Just when you though the IRS’s convoluted tax system couldn’t get any worse, we get word from the Houston Chronicle that a man has just received a $237 tax bill for 315 free Shipley’s donut and coffee vouchers he won as part of a Houston Astro’s promotion.
IRS rules require organizations to submit a 1099 form for any gift or prize award valued over $600. Because the Shipley Donut prize was valued at over $900, Bob Choate (the recipient of the prize) was responsible for the taxes (regardless if he used all 315 vouchers or not).
Fortunately, the owner of Shipley’s Do-Nuts, Lawrenece Shipley, offered to pick up the tax bill after the Houston Astros refused to make amends for the misunderstanding.
From the Houston Chronicle:
Choate said he’s made the exchange with the Astros and Shipley a lesson for his kids.
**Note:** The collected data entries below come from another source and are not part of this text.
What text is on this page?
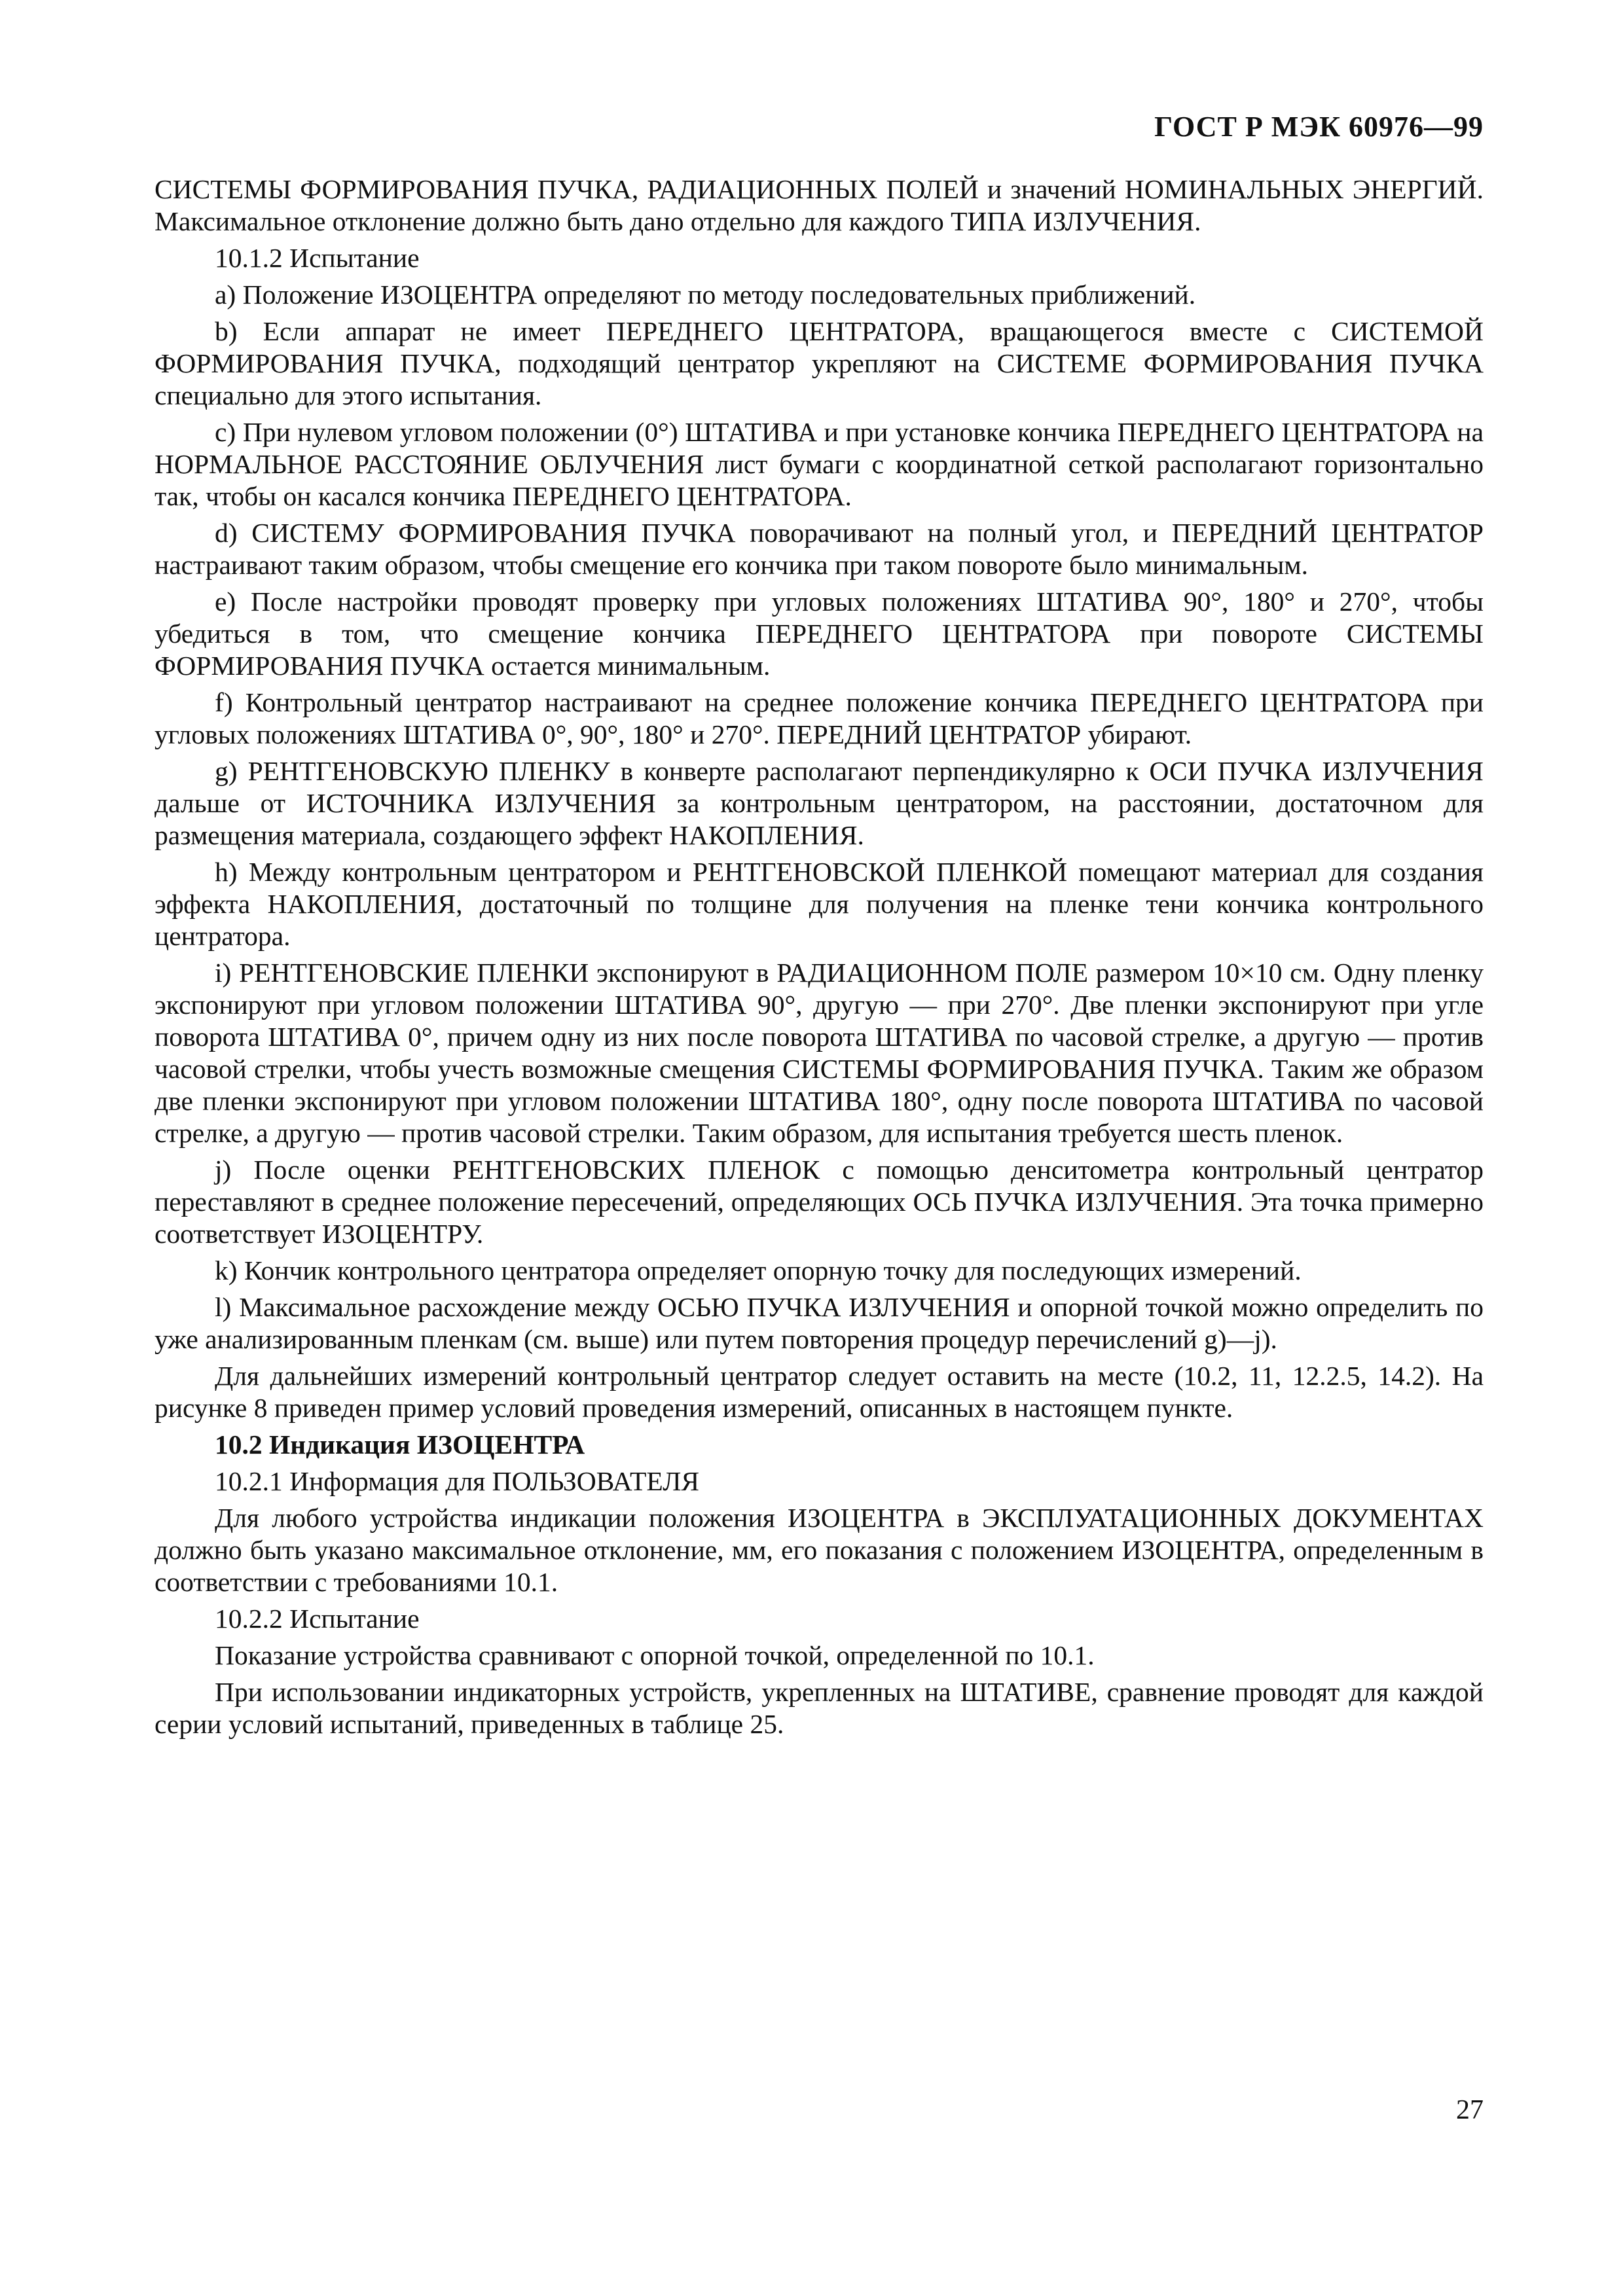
ГОСТ Р МЭК 60976—99

СИСТЕМЫ ФОРМИРОВАНИЯ ПУЧКА, РАДИАЦИОННЫХ ПОЛЕЙ и значений НОМИНАЛЬНЫХ ЭНЕРГИЙ. Максимальное отклонение должно быть дано отдельно для каждого ТИПА ИЗЛУЧЕНИЯ.

10.1.2 Испытание

a) Положение ИЗОЦЕНТРА определяют по методу последовательных приближений.

b) Если аппарат не имеет ПЕРЕДНЕГО ЦЕНТРАТОРА, вращающегося вместе с СИСТЕМОЙ ФОРМИРОВАНИЯ ПУЧКА, подходящий центратор укрепляют на СИСТЕМЕ ФОРМИРОВАНИЯ ПУЧКА специально для этого испытания.

c) При нулевом угловом положении (0°) ШТАТИВА и при установке кончика ПЕРЕДНЕГО ЦЕНТРАТОРА на НОРМАЛЬНОЕ РАССТОЯНИЕ ОБЛУЧЕНИЯ лист бумаги с координатной сеткой располагают горизонтально так, чтобы он касался кончика ПЕРЕДНЕГО ЦЕНТРАТОРА.

d) СИСТЕМУ ФОРМИРОВАНИЯ ПУЧКА поворачивают на полный угол, и ПЕРЕДНИЙ ЦЕНТРАТОР настраивают таким образом, чтобы смещение его кончика при таком повороте было минимальным.

e) После настройки проводят проверку при угловых положениях ШТАТИВА 90°, 180° и 270°, чтобы убедиться в том, что смещение кончика ПЕРЕДНЕГО ЦЕНТРАТОРА при повороте СИСТЕМЫ ФОРМИРОВАНИЯ ПУЧКА остается минимальным.

f) Контрольный центратор настраивают на среднее положение кончика ПЕРЕДНЕГО ЦЕНТРАТОРА при угловых положениях ШТАТИВА 0°, 90°, 180° и 270°. ПЕРЕДНИЙ ЦЕНТРАТОР убирают.

g) РЕНТГЕНОВСКУЮ ПЛЕНКУ в конверте располагают перпендикулярно к ОСИ ПУЧКА ИЗЛУЧЕНИЯ дальше от ИСТОЧНИКА ИЗЛУЧЕНИЯ за контрольным центратором, на расстоянии, достаточном для размещения материала, создающего эффект НАКОПЛЕНИЯ.

h) Между контрольным центратором и РЕНТГЕНОВСКОЙ ПЛЕНКОЙ помещают материал для создания эффекта НАКОПЛЕНИЯ, достаточный по толщине для получения на пленке тени кончика контрольного центратора.

i) РЕНТГЕНОВСКИЕ ПЛЕНКИ экспонируют в РАДИАЦИОННОМ ПОЛЕ размером 10×10 см. Одну пленку экспонируют при угловом положении ШТАТИВА 90°, другую — при 270°. Две пленки экспонируют при угле поворота ШТАТИВА 0°, причем одну из них после поворота ШТАТИВА по часовой стрелке, а другую — против часовой стрелки, чтобы учесть возможные смещения СИСТЕМЫ ФОРМИРОВАНИЯ ПУЧКА. Таким же образом две пленки экспонируют при угловом положении ШТАТИВА 180°, одну после поворота ШТАТИВА по часовой стрелке, а другую — против часовой стрелки. Таким образом, для испытания требуется шесть пленок.

j) После оценки РЕНТГЕНОВСКИХ ПЛЕНОК с помощью денситометра контрольный центратор переставляют в среднее положение пересечений, определяющих ОСЬ ПУЧКА ИЗЛУЧЕНИЯ. Эта точка примерно соответствует ИЗОЦЕНТРУ.

k) Кончик контрольного центратора определяет опорную точку для последующих измерений.

l) Максимальное расхождение между ОСЬЮ ПУЧКА ИЗЛУЧЕНИЯ и опорной точкой можно определить по уже анализированным пленкам (см. выше) или путем повторения процедур перечислений g)—j).

Для дальнейших измерений контрольный центратор следует оставить на месте (10.2, 11, 12.2.5, 14.2). На рисунке 8 приведен пример условий проведения измерений, описанных в настоящем пункте.

10.2 Индикация ИЗОЦЕНТРА

10.2.1 Информация для ПОЛЬЗОВАТЕЛЯ

Для любого устройства индикации положения ИЗОЦЕНТРА в ЭКСПЛУАТАЦИОННЫХ ДОКУМЕНТАХ должно быть указано максимальное отклонение, мм, его показания с положением ИЗОЦЕНТРА, определенным в соответствии с требованиями 10.1.

10.2.2 Испытание

Показание устройства сравнивают с опорной точкой, определенной по 10.1.

При использовании индикаторных устройств, укрепленных на ШТАТИВЕ, сравнение проводят для каждой серии условий испытаний, приведенных в таблице 25.

27
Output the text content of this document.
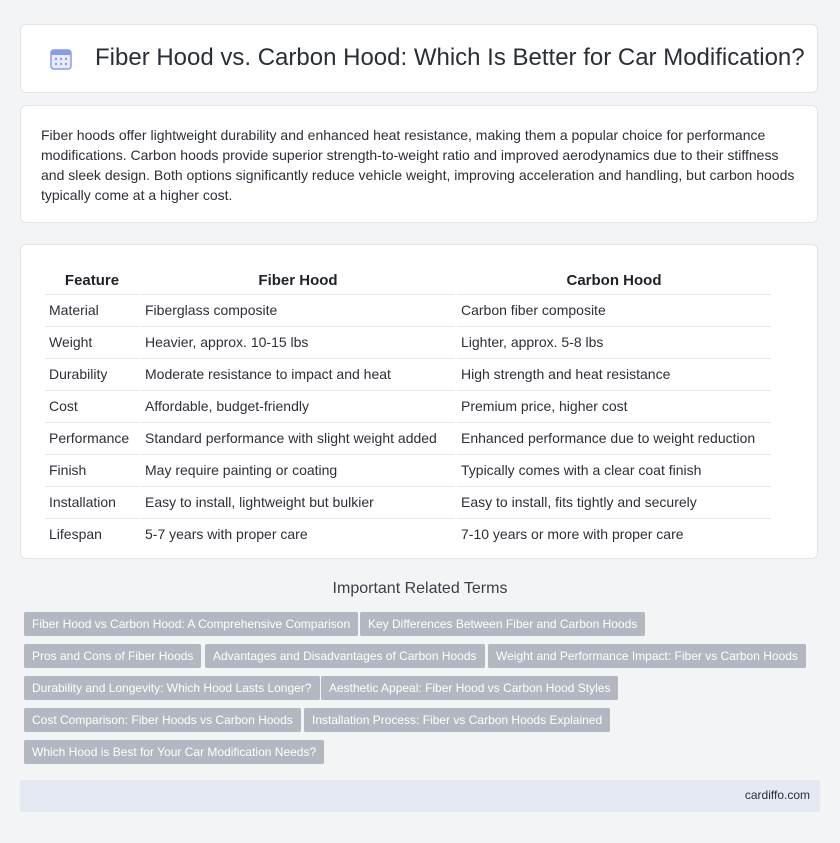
Fiber Hood vs. Carbon Hood: Which Is Better for Car Modification?

Fiber hoods offer lightweight durability and enhanced heat resistance, making them a popular choice for performance modifications. Carbon hoods provide superior strength-to-weight ratio and improved aerodynamics due to their stiffness and sleek design. Both options significantly reduce vehicle weight, improving acceleration and handling, but carbon hoods typically come at a higher cost.

Feature	Fiber Hood	Carbon Hood
Material	Fiberglass composite	Carbon fiber composite
Weight	Heavier, approx. 10-15 lbs	Lighter, approx. 5-8 lbs
Durability	Moderate resistance to impact and heat	High strength and heat resistance
Cost	Affordable, budget-friendly	Premium price, higher cost
Performance	Standard performance with slight weight added	Enhanced performance due to weight reduction
Finish	May require painting or coating	Typically comes with a clear coat finish
Installation	Easy to install, lightweight but bulkier	Easy to install, fits tightly and securely
Lifespan	5-7 years with proper care	7-10 years or more with proper care
Important Related Terms
Fiber Hood vs Carbon Hood: A Comprehensive Comparison	Key Differences Between Fiber and Carbon Hoods
Pros and Cons of Fiber Hoods	Advantages and Disadvantages of Carbon Hoods	Weight and Performance Impact: Fiber vs Carbon Hoods
Durability and Longevity: Which Hood Lasts Longer?	Aesthetic Appeal: Fiber Hood vs Carbon Hood Styles
Cost Comparison: Fiber Hoods vs Carbon Hoods	Installation Process: Fiber vs Carbon Hoods Explained
Which Hood is Best for Your Car Modification Needs?
cardiffo.com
“I told them that if you think something isn’t the way it should be, speak up and be professional and reasonable and diplomatic,” he said. “And, if you’re on the other side of the table, you should listen.”
What’s the lesson from all of this? Well, first off, as we see time and time again, very few things in life really are free. When something is given to you, make sure you understand your responsibilities as a tax payer before you accept the gift. Whether you win a brand new car during a hole-in-one contest at a charity golf event or win the door prize at a company outing, the IRS will always find a way to get their cut.